Г.К. - Как получилось.... «Поедем дальше», по списку, по стандратным вопросам. Потери во взводах управления, всегда были высокими, оно и понятно, управленцы всегда находились вместе с пехотой на «передке», а зачастую принимали бой, как обычные стрелки. Но были ли еще какие-то специфические причины, обуславливающие серьезные потери?

Л.Ш.- Как правило, это была неудачная маскировка. НП обычно оборудуется ночью, и если ты чего то недоглядел в маскировке, то утром тебе прикончат. Немцы -наблюдатели если заметят незначительное изменение рельефа, то сразу на НП летят мины. Так у нас погиб Хоптярь еще с одним артразведчиком, с Кривоносом. Обоих в клочья прямым попаданием. Или пошли на Висле трое из взвода на передовую, приготовили ПНП, выставили стереотрубу, а «козырек» от солнца забыли поставить. На восходе, линзы блеснули, немецкая пехота засекла, минами накрыло НП. Вынесли сначала одного Харнюка, осколок попал под ключицу, и он истек кровью. Им на смену выдвинулись еще три «управленца», но их уже при бомбежке побило... Тяжелее всего приходилось нашим связистам, на каждый разрыв они шли на линию, под любым огнем, так их часто выбивало...

Г.К.- Снабжение в артиллерийской дивизии прорыва РГК как-то отличалось от обычных стрелковых подразделений?

Л.Ш.- Мне кажется, что существенной разницы не было. Когда я в пехоте был, так чтобы досыта наесться, бывало, что мы рыскали «по убитым», рылись в немецких ранцах, у них там всегда шоколад, консервы, а у наших в вещмешках от силы сухарь-другой.

Я считаю, что в ГАПе кормили на батареях весьма сносно, неплохо, полевая кухня была при штабе дивизиона, но управленцам находящимся в пехоте на ПНП приносили с батареи «порубать» что-нибудь горячее в термосе , в лучшем случае , раз в два дня, не чаще. Иногда нас пехота покормит, но мы тоже старались сделать для себя запас трофейных консервов, сухарей, раздобыть кусок сала. Самый лучший вариант , это когда рядом стоят танкисты, а их снабжали великолепно, и мы ходили к ним менять свои трофейные портсигары, часы, пистолеты и прочее - на еду. Голодать по настоящему нам пришлось как-то в пинских болотах, к нам несколько суток не доставляли даже куска хлеба. Рядом с нами «фокеры» разбомбили пехоту, так наш планшетист Мусалиев, взял карабин и пошел на место бомбежки, он там заметил двух раненых лошадей.

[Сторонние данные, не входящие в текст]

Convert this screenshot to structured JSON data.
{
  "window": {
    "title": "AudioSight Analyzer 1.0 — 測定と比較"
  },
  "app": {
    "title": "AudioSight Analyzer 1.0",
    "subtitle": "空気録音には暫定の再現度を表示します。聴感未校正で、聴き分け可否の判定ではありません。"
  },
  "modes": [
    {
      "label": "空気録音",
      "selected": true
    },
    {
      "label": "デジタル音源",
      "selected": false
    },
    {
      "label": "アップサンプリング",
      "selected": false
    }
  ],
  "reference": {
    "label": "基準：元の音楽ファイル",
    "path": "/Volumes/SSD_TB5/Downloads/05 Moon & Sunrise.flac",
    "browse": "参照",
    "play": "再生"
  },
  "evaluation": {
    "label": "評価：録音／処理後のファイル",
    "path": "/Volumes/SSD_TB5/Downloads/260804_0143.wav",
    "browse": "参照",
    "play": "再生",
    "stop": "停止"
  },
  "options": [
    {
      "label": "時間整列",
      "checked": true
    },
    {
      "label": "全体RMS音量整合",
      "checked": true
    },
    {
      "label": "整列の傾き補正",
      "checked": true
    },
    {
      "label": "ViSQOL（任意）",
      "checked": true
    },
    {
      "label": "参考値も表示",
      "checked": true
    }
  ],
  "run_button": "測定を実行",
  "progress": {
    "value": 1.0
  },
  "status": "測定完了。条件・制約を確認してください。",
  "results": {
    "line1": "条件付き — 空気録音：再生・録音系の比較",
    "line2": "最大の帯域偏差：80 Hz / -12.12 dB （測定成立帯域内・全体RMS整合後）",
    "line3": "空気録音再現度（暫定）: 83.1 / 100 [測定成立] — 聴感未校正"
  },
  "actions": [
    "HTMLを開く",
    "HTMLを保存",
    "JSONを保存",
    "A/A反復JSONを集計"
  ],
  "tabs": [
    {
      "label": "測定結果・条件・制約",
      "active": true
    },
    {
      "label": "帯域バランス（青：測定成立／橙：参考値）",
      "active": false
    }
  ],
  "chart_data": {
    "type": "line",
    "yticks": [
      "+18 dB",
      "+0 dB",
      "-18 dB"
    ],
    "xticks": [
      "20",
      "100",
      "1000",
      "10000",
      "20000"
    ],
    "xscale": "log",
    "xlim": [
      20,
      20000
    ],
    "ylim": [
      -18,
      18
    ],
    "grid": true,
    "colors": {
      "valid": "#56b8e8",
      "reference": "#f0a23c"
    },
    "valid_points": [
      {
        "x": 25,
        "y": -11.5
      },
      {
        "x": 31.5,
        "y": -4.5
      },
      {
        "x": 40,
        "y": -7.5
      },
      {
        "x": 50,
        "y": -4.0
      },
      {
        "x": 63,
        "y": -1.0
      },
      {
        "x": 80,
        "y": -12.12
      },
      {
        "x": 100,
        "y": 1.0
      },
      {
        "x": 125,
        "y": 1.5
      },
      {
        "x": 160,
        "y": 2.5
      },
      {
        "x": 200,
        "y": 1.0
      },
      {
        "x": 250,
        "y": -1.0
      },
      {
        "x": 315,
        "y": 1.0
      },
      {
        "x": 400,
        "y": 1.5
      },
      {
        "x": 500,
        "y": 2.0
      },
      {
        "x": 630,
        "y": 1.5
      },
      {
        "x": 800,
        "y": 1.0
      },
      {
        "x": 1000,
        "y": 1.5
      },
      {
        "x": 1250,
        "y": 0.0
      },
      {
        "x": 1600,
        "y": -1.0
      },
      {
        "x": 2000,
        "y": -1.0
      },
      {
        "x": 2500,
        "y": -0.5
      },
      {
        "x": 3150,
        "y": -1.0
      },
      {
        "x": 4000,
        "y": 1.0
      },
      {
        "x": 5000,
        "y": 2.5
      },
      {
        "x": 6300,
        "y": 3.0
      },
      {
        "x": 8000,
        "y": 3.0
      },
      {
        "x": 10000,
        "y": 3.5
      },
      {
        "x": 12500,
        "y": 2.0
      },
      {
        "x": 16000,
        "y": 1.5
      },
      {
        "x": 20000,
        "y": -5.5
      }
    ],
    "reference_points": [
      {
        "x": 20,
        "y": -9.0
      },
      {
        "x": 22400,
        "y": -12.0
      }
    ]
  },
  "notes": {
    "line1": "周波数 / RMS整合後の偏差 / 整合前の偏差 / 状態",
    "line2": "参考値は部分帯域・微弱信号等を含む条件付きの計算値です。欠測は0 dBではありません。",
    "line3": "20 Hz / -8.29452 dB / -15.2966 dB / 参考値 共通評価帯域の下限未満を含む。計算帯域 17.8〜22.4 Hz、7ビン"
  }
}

Одна кобыла была с дыркой в спине, он ее дострелил, отрезал мясо с ляжки, снял шкуру, и мы эту конину сварили без соли. Перебивались как-то... Я много курил, мне не хватало, так всегда искал табак, даже менял свою пайку на махорку. Но я пил на фронте мало, хотя научился хлебать чистый спирт, не запивая. У нас во взводе всегда было двое-трое непьющих, так их пайковая водка шла в общий котел. «Наркомовские» на передовой нам выдавали раз в два дня, так каждый пьющий сразу пил двойную норму, и еще. Чтобы получить больше спирта, старшины тянули с докладом о потерях, скрывали их , выгадывая лишние «наркомовские» и сахар...Все так делали...

Г.К.- Какой период войны для «управленцев» Вашей батареи был самым тяжелым?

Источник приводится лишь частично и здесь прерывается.